The Costs of S3 Object Storage

S3 object storage cost

Let us find out the true S3 object storage cost in this article. In an era where creation of abundance of data is a new normal, having large data storage is a necessity. Network Attached Storage (NAS) is popular among homes and businesses, to store data locally. To scale storage space easily, cloud is a better choice than local data storage.

What is S3 Object Storage?

Amazon S3 is a scalable object storage system. Because they are the largest object storage vendor, the term S3 is almost synonymous with object storage. Object storage refers to the way in which we organize and work with units of storage (objects). Every object contains three things:

  • The data itself. The data can be anything you want to store
  • An expandable amount of metadata which contains contextual information about what the data
  • Finally, a 128-bit globally unique identifier so the object can be found over a distributed system

Object Storage vs Block Storage

On the other hand, block storage splits files into evenly sized blocks of data. Each block of data has its own address but with no additional information (metadata). In the majority of enterprise workloads, it has a wide variety of uses as seen by the rise in popularity of SAN arrays.

Object storage generally doesn’t provide you with the ability to incrementally edit one part of a file (as block storage does). Objects have to be manipulated as a whole unit, requiring the entire object to be accessed, updated, then re-written in their entirety. That can have performance implications.

Another key difference is that block storage can be directly accessed by the operating system as a mounted drive volume, while object storage cannot do so without significant degradation to performance. The tradeoff here is that, unlike object storage, the storage management overhead of block storage (such as remapping volumes) is relatively nonexistent.

What are the true S3 object storage cost?

For the cost of block storage, it is relatively straight forward. It is simply the cost of owning the SAN arrays. However for S3 object storage, the cost depends on your vendor of choice. Generally, you will have to pay for the following usages.

Amount of Storage

All vendors will charge you by the amount of storage in Gigabytes, Terabytes or Petabytes you are uploading over to them. The larger the data you store, the more you have to pay for it.

Number of Activities

Some vendors will charge you for the number of activities you perform on the S3 object storage. These activities could be your PUT/COPY/POST/LIST/GET/SELECT requests. The more requests you perform, the more you have to pay for it.

Data Transfer

Some vendors will charge you for the amount of data you transfer over the network, to upload your data, and to download these data too.
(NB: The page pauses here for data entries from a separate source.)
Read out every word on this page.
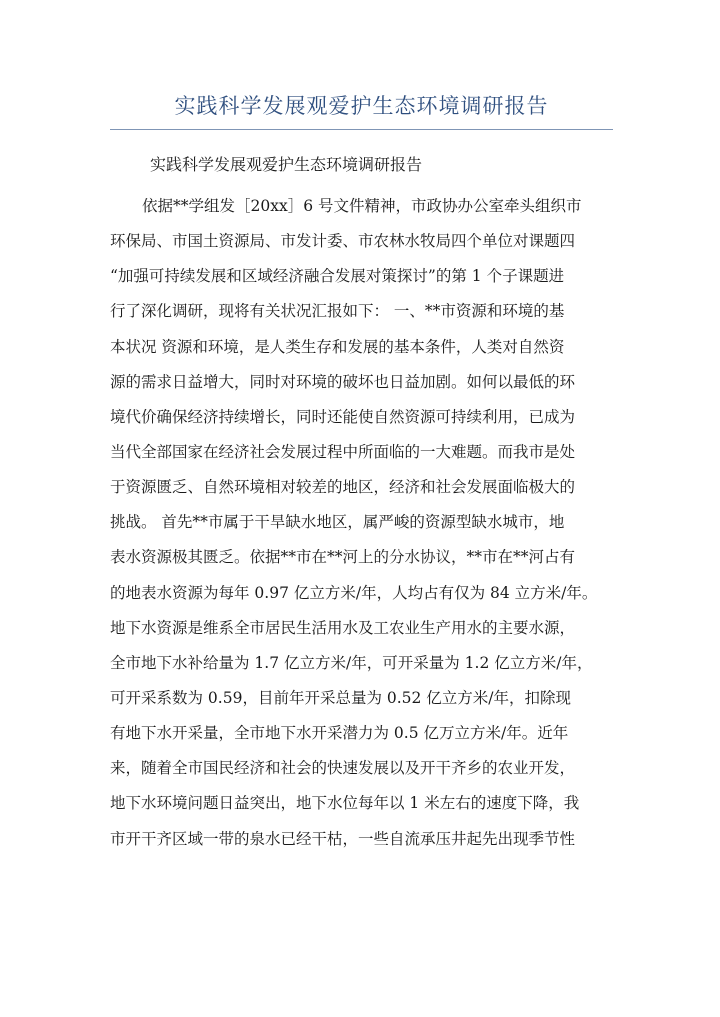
实践科学发展观爱护生态环境调研报告

实践科学发展观爱护生态环境调研报告

依据**学组发［20xx］6 号文件精神，市政协办公室牵头组织市
环保局、市国土资源局、市发计委、市农林水牧局四个单位对课题四
“加强可持续发展和区域经济融合发展对策探讨”的第 1 个子课题进
行了深化调研，现将有关状况汇报如下： 一、**市资源和环境的基
本状况 资源和环境，是人类生存和发展的基本条件，人类对自然资
源的需求日益增大，同时对环境的破坏也日益加剧。如何以最低的环
境代价确保经济持续增长，同时还能使自然资源可持续利用，已成为
当代全部国家在经济社会发展过程中所面临的一大难题。而我市是处
于资源匮乏、自然环境相对较差的地区，经济和社会发展面临极大的
挑战。 首先**市属于干旱缺水地区，属严峻的资源型缺水城市，地
表水资源极其匮乏。依据**市在**河上的分水协议，**市在**河占有
的地表水资源为每年 0.97 亿立方米/年，人均占有仅为 84 立方米/年。
地下水资源是维系全市居民生活用水及工农业生产用水的主要水源，
全市地下水补给量为 1.7 亿立方米/年，可开采量为 1.2 亿立方米/年，
可开采系数为 0.59，目前年开采总量为 0.52 亿立方米/年，扣除现
有地下水开采量，全市地下水开采潜力为 0.5 亿万立方米/年。近年
来，随着全市国民经济和社会的快速发展以及开干齐乡的农业开发，
地下水环境问题日益突出，地下水位每年以 1 米左右的速度下降，我
市开干齐区域一带的泉水已经干枯，一些自流承压井起先出现季节性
An important hidden cost: Minimum storage duration

While costs for amount of storage, number of activities and data transfer are all upfront and transparent, one important hidden cost is the minimum storage duration. Depending on your choice of subscription, take Amazon S3 for instance, the minimum storage duration can range up to 180 days. This means you will still have to pay for up to 179 days, if you delete something that you put on their S3 storage for less than a day.

A cheaper storage alternative

Besides S3 storage in the cloud, perhaps a cheaper storage alternative is the likes of Storage VPS. With a Storage VPS, all the costs are upfront and there is no additional charges for the number of activities you perform. There is definitely no minimum storage duration either.


Now that you have examined S3 Object Storage cost, do plan your storage well so as you scale up your data, you do not have to bear the unnecessary and unexpected charges.